Modern man has also recognized the incredible qualities of bentonite for industrial and cosmetic use. Although the current medical community, under the hand of the FDA, has stated it has no medicinal or curative value, many people under the wings of experience use clay for healing.
Though known primarily for its use in luxurious facial cosmetics in France, French sailors at one time used clay to prevent dysentery by adding it to their drinking water supply.

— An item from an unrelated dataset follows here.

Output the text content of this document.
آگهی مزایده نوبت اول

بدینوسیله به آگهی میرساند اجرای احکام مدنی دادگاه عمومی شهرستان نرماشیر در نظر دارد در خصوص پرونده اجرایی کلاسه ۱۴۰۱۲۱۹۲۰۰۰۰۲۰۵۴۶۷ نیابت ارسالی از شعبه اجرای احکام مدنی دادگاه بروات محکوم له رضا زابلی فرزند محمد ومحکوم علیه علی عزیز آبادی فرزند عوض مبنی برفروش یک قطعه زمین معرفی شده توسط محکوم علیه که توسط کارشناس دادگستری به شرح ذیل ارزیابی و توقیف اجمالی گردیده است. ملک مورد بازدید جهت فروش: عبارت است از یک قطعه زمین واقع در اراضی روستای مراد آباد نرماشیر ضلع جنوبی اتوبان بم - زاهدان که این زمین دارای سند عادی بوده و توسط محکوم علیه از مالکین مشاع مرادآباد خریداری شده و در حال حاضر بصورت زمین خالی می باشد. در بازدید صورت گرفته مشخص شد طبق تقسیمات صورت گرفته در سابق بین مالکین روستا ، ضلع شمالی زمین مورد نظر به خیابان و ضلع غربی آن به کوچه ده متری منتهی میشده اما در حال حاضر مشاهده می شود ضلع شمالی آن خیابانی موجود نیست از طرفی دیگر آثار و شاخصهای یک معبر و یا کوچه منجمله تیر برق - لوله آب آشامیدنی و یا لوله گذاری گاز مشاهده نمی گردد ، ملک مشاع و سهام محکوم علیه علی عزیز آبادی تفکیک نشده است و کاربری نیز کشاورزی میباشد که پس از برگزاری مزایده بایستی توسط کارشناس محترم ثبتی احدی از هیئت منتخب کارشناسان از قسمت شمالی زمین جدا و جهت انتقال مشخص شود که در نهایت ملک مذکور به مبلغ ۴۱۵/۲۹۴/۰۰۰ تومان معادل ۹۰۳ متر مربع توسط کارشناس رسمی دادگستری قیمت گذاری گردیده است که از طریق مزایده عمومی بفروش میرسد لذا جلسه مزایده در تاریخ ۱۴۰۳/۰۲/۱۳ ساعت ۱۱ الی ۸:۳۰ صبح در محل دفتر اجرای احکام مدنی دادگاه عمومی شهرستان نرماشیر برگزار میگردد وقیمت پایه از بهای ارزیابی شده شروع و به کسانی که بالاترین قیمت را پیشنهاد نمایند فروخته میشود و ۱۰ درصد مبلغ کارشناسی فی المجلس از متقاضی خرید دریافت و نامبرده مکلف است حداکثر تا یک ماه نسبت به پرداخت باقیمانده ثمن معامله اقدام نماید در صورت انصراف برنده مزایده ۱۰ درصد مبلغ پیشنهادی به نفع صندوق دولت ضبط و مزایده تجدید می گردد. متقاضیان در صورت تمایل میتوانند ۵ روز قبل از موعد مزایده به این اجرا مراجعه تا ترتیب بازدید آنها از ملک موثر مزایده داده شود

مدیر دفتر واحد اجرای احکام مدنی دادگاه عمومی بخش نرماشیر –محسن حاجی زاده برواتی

Indeed, bentonite will inoculate water contaminated with a very wide variety of bacteria, rendering it safe to drink.
Many of the mineral supplements purchased by our modern culture are extracted from clays; through perhaps hundreds of thousands of years of natural development, prime quality clays often selectively adsorb trace minerals conducive to highly organized biological life.
Russian scientists use bentonite to protect their bodies from radiation when working with nuclear material, by coating their hands and bodies with a hydrated bentonite "magma" before donning radiation suits. Bentonite adsorbs radiation so well, in fact, that it was the choice material used to dump into Cherynobl after the nuclear meltdown in the former Soviet Union.
In industry, bentonite is used as an additive to cement and pottery. It is used as a lubricant in drilling, as a sealer for manmade lakes, a base in cosmetic formulas, and an emulsifying agent for countless products manufactured. A specially processed bentonite is used for bleaching countless food and other consumer goods. Many manufacturers add bentonite to their products to utilize its deodorizing properties.